In [3]:
%load_ext autoreload
%autoreload 2

from __future__ import annotations

from collections.abc import Iterable
from glob import glob
from pprint import pprint
import os
from typing import Optional

import numpy as np
import pandas as pd
import tensorflow as tf
from tqdm.auto import tqdm

#import cartopy.crs as ccrs
#import cartopy.feature as cfeature
import matplotlib.pyplot as plt

The autoreload extension is already loaded. To reload it, use:
  %reload_ext autoreload


In [4]:
DHS_FOLDER = 'data/ke_dhs_tfrecords_raw'

TFRECORD_PATH_TEMPLATE = 'data/ke_dhs_tfrecords_raw/kenya_{year}.tfrecord.gz'

# Inspecting a single record in the TFRecord file

In [5]:
def get_feature_types(tfrecord_path):
    '''Gets the types and shapes of each feature in a feature_map.
    Args
    - tfrecord_path: str, path to a TFRecord file with GZIP compression
    Returns:
    - feature_types: dict, maps feature names (str) to tuple of (ft_type, ft_shape)
    '''
    options = tf.io.TFRecordOptions(compression_type = 'GZIP')
    iterator = tf.compat.v1.io.tf_record_iterator(tfrecord_path, options=options)

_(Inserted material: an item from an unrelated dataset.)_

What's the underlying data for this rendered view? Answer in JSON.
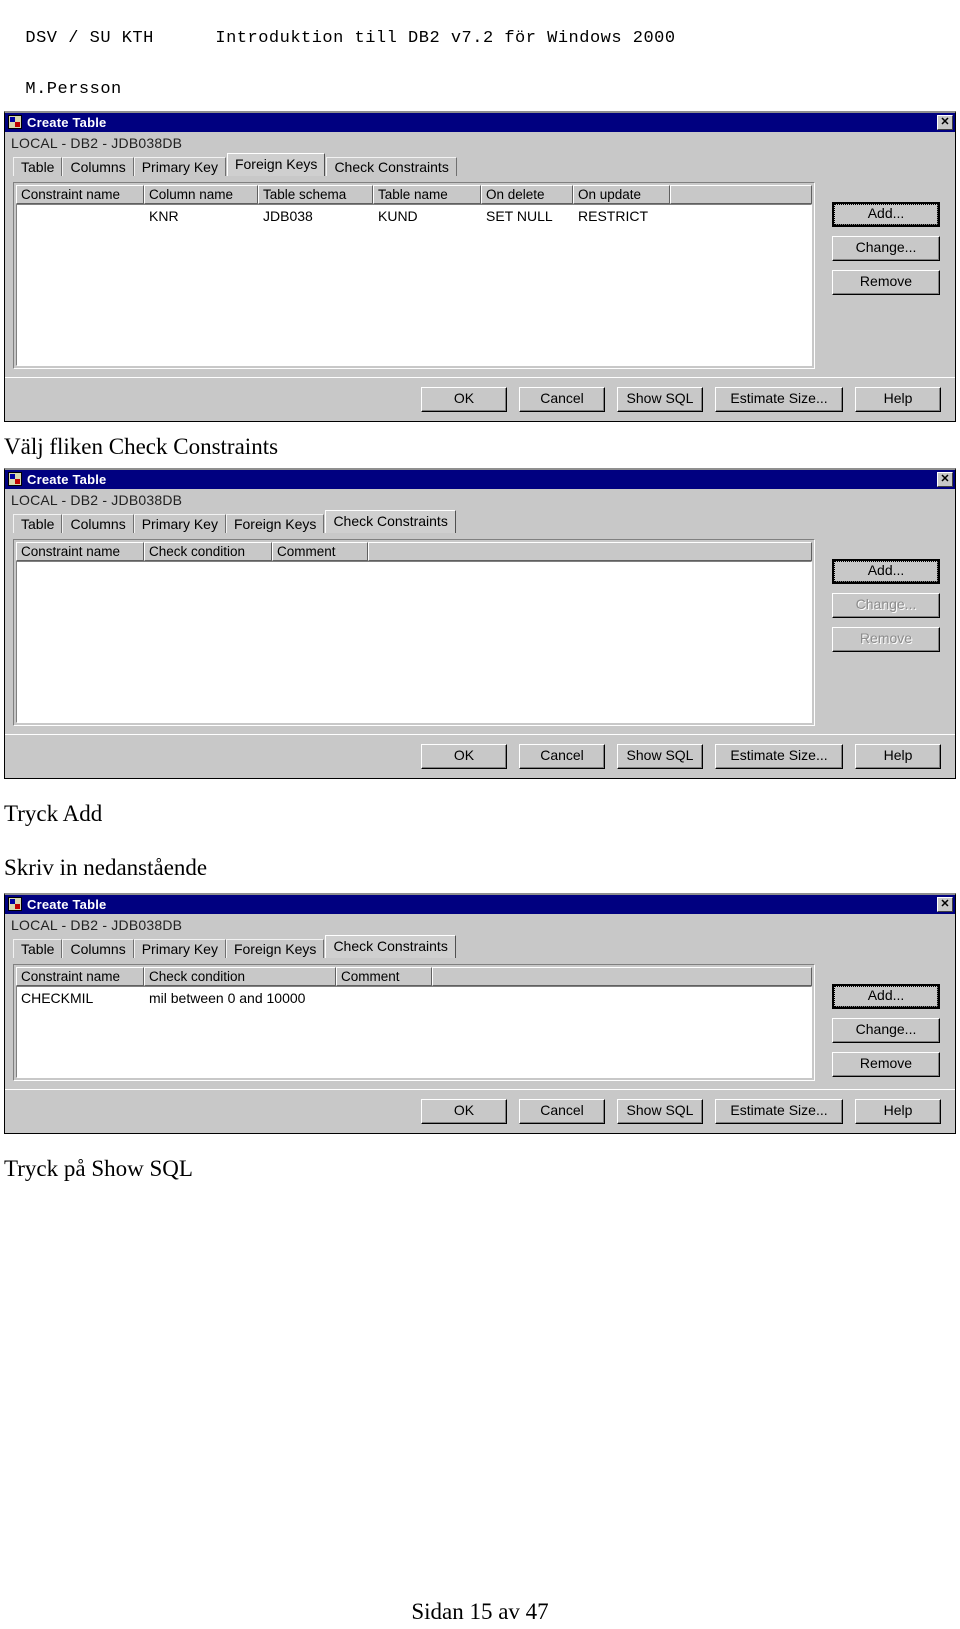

    # get the first Example stored in the TFRecords file
    record_str = next(iterator)
    example = tf.train.Example.FromString(record_str) 
    feature_map = example.features.feature  # get Features message within the Example

    # use the WhichOneof() method on messages with `oneof` fields to determine the type of the field
    feature_types = {}
    for name in feature_map.keys():
        ft_type = feature_map[name].WhichOneof('kind')
        ft_shape = np.array(feature_map[name].__getattribute__(ft_type).value).shape
        feature_types[name] = (ft_type, ft_shape)
        
    return feature_types

In [7]:
tfrecord_path = TFRECORD_PATH_TEMPLATE.format(year=2014)
feature_types = get_feature_types(tfrecord_path)
print(f'TFRecord path: {tfrecord_path}')
print('Features and types:')
pprint(feature_types)

TFRecord path: data/ke_dhs_tfrecords_raw/kenya_2014.tfrecord.gz
Features and types:
{'BLUE': ('float_list', (65025,)),
 'GREEN': ('float_list', (65025,)),
 'LAT': ('float_list', (65025,)),
 'LON': ('float_list', (65025,)),
 'NIGHTLIGHTS': ('float_list', (65025,)),
 'NIR': ('float_list', (65025,)),
 'RED': ('float_list', (65025,)),
 'SWIR1': ('float_list', (65025,)),
 'SWIR2': ('float_list', (65025,)),
 'TEMP1': ('float_list', (65025,)),
 'country': ('bytes_list', (1,)),
 'households': ('float_list', (1,)),
 'lat': ('float_list', (1,)),
 'lon': ('float_list', (1,)),
 'system:index': ('bytes_list', (1,)),
 'urban_rural': ('float_list', (1,)),
 'wealthpooled': ('float_list', (1,)),
 'year': ('float_list', (1,))}


# Cross checking TFrecord Files against Survey Data Files

In [35]:
def split_survey(survey_path, out_dir, year):   
    '''
    Args
    - survey_path: str, path to complete survey CSV file
    - out_dir: str, path to output directory
    '''
    os.makedirs(out_dir, exist_ok=True)
    data = pd.read_csv(survey_path, float_precision='high')
    data = data.loc[data.year == year].drop(columns = ['GID_1', 'GID_2'])
    
    survey_out_name = f'kenya_{year}.csv'
    survey_out_path = os.path.join(out_dir, survey_out_name)
        
    # save CSV: pandas uses float64 which maintains enough precision for all of our numbers
    data.to_csv(survey_out_path, index=False)

In [36]:
survey_path = 'data/ke_dhs_clusters.csv'
out_dir = 'data/ke_dhs_surveys'
split_survey(survey_path, out_dir, 2014)
split_survey(survey_path, out_dir, 2015)

In [39]:
# checks that the fields in the TFRecords match the original CSV files.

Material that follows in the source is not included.